Vers 09h30 GMT (10h30 à Paris), le prix du baril de Brent de la mer du Nord, pour livraison en mars, prenait 1,09% à 64,76 dollars. Son équivalent américain, le baril de West Texas Intermediate, pour livraison le même mois, gagnait 1,16% à 60,05 dollars.
"Nous avons beaucoup de navires qui se dirigent dans cette direction, au cas où", a déclaré le président américain jeudi à des journalistes, ajoutant toutefois qu'il préférerait "que rien ne se passe, mais nous les surveillons de très près".
S'il a déjà menacé de frapper l'Iran en réponse à la répression du récent mouvement de contestation dans ce pays, il avait semblé revenir sur cette menace la semaine dernière, assurant que Téhéran avait suspendu les exécutions prévues de manifestants.
Ces nouvelles déclarations ont "ravivé les inquiétudes concernant les risques liés à l'approvisionnement chez un important producteur de l'Opep", résume Matt Britzman, analyste chez Hargreaves Lansdown.
Risque autour du détroit d'Ormuz
L'Iran, membre de l'Organisation des pays exportateurs de pétrole, est l'un des dix premiers producteurs mondiaux de brut.
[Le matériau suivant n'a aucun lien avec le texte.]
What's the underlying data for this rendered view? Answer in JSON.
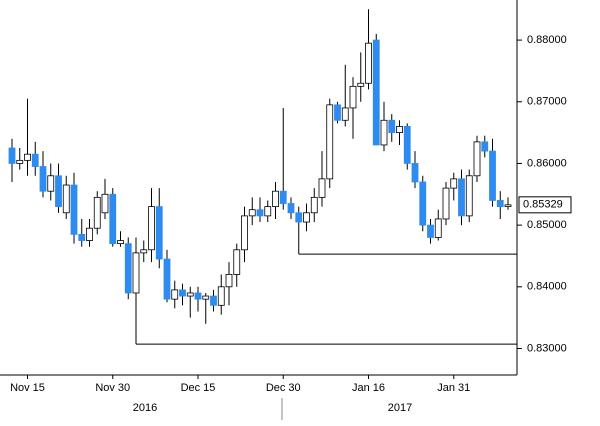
{
  "chart_data": {
    "type": "candlestick",
    "x": [
      null,
      null,
      "Nov 15",
      null,
      null,
      null,
      null,
      null,
      null,
      null,
      null,
      null,
      null,
      "Nov 30",
      null,
      null,
      null,
      null,
      null,
      null,
      null,
      null,
      null,
      null,
      "Dec 15",
      null,
      null,
      null,
      null,
      null,
      null,
      null,
      null,
      null,
      null,
      "Dec 30",
      null,
      null,
      null,
      null,
      null,
      null,
      null,
      null,
      null,
      null,
      "Jan 16",
      null,
      null,
      null,
      null,
      null,
      null,
      null,
      null,
      null,
      null,
      "Jan 31",
      null,
      null,
      null,
      null,
      null,
      null,
      null
    ],
    "open": [
      0.8625,
      0.86,
      0.8605,
      0.8615,
      0.8595,
      0.8555,
      0.858,
      0.852,
      0.8565,
      0.8485,
      0.8475,
      0.8495,
      0.852,
      0.855,
      0.847,
      0.847,
      0.839,
      0.8455,
      0.846,
      0.853,
      0.8445,
      0.838,
      0.8395,
      0.8385,
      0.839,
      0.838,
      0.8385,
      0.837,
      0.84,
      0.842,
      0.846,
      0.8515,
      0.8525,
      0.8515,
      0.853,
      0.8555,
      0.8535,
      0.852,
      0.8505,
      0.852,
      0.8545,
      0.8575,
      0.8695,
      0.867,
      0.869,
      0.8725,
      0.873,
      0.88,
      0.863,
      0.867,
      0.865,
      0.866,
      0.86,
      0.857,
      0.85,
      0.848,
      0.851,
      0.856,
      0.8575,
      0.8515,
      0.858,
      0.8635,
      0.862,
      0.854,
      0.853
    ],
    "high": [
      0.864,
      0.8625,
      0.8705,
      0.8635,
      0.862,
      0.86,
      0.86,
      0.858,
      0.8585,
      0.851,
      0.851,
      0.8555,
      0.8575,
      0.856,
      0.849,
      0.848,
      0.848,
      0.8475,
      0.856,
      0.856,
      0.846,
      0.841,
      0.8405,
      0.84,
      0.84,
      0.839,
      0.8395,
      0.842,
      0.844,
      0.847,
      0.853,
      0.8545,
      0.8545,
      0.854,
      0.857,
      0.869,
      0.8545,
      0.853,
      0.8535,
      0.856,
      0.862,
      0.8705,
      0.87,
      0.876,
      0.874,
      0.878,
      0.885,
      0.881,
      0.87,
      0.868,
      0.867,
      0.8665,
      0.862,
      0.858,
      0.851,
      0.8525,
      0.857,
      0.8585,
      0.859,
      0.859,
      0.8645,
      0.8645,
      0.864,
      0.8555,
      0.8545
    ],
    "low": [
      0.857,
      0.859,
      0.858,
      0.858,
      0.8545,
      0.854,
      0.852,
      0.851,
      0.847,
      0.8465,
      0.8465,
      0.8485,
      0.851,
      0.8465,
      0.8465,
      0.838,
      0.8307,
      0.844,
      0.844,
      0.843,
      0.8375,
      0.8365,
      0.837,
      0.835,
      0.836,
      0.834,
      0.836,
      0.8355,
      0.837,
      0.84,
      0.844,
      0.85,
      0.8505,
      0.8505,
      0.851,
      0.8525,
      0.851,
      0.8453,
      0.849,
      0.8505,
      0.853,
      0.856,
      0.8665,
      0.866,
      0.864,
      0.87,
      0.872,
      0.863,
      0.862,
      0.8635,
      0.863,
      0.859,
      0.856,
      0.849,
      0.847,
      0.8475,
      0.85,
      0.854,
      0.85,
      0.8505,
      0.857,
      0.861,
      0.853,
      0.851,
      0.8525
    ],
    "close": [
      0.86,
      0.8605,
      0.8615,
      0.8595,
      0.8555,
      0.858,
      0.853,
      0.8565,
      0.8485,
      0.8475,
      0.8495,
      0.8545,
      0.855,
      0.847,
      0.8475,
      0.839,
      0.8455,
      0.846,
      0.853,
      0.8445,
      0.838,
      0.8395,
      0.8385,
      0.839,
      0.838,
      0.8385,
      0.837,
      0.84,
      0.842,
      0.846,
      0.8515,
      0.8525,
      0.8515,
      0.853,
      0.8555,
      0.8535,
      0.852,
      0.8505,
      0.852,
      0.8545,
      0.8575,
      0.8695,
      0.867,
      0.869,
      0.8725,
      0.873,
      0.8795,
      0.863,
      0.867,
      0.865,
      0.866,
      0.86,
      0.857,
      0.85,
      0.848,
      0.851,
      0.856,
      0.8575,
      0.8515,
      0.858,
      0.8635,
      0.862,
      0.854,
      0.853,
      0.85329
    ],
    "up_color": "#ffffff",
    "down_color": "#2e8bef",
    "ylim": [
      0.8257,
      0.8865
    ],
    "yticks": [
      {
        "value": 0.83,
        "label": "0.83000"
      },
      {
        "value": 0.84,
        "label": "0.84000"
      },
      {
        "value": 0.85,
        "label": "0.85000"
      },
      {
        "value": 0.86,
        "label": "0.86000"
      },
      {
        "value": 0.87,
        "label": "0.87000"
      },
      {
        "value": 0.88,
        "label": "0.88000"
      }
    ],
    "levels": [
      0.8307,
      0.8453
    ],
    "year_labels": [
      "2016",
      "2017"
    ]
  }
}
Une intervention militaire dans cette région ferait grimper considérablement le risque pour l'ensemble des barils qui transitent par le détroit d'Ormuz, soit environ 20% de la production mondiale.
La géopolitique a dominé l'évolution du marché pétrolier depuis le début de l'année. Les investisseurs tentant de se positionner entre montées des tensions (au Venezuela, sur le Groenland ou en Iran) et accalmies relatives.
En outre, le Kremlin a annoncé vendredi une réunion trilatérale avec Ukrainiens et Américains aux Emirats arabes unis dans la journée, qui s'inscrit dans les négociations sur la guerre en Ukraine.
Une résolution du conflit permettrait, en cas de levée des sanctions américaines, à la Russie d'exporter plus facilement son pétrole, ce qui serait baissier pour l'or noir.
Mais le marché se montre très prudent, car les négociations durent depuis des mois et "il ne semble pas qu'une solution soit en vue tant que la Russie exigera le transfert du territoire ukrainien dans le Donbass", souligne Arne Lohmann Rasmussen, analyste chez Global Risk Management.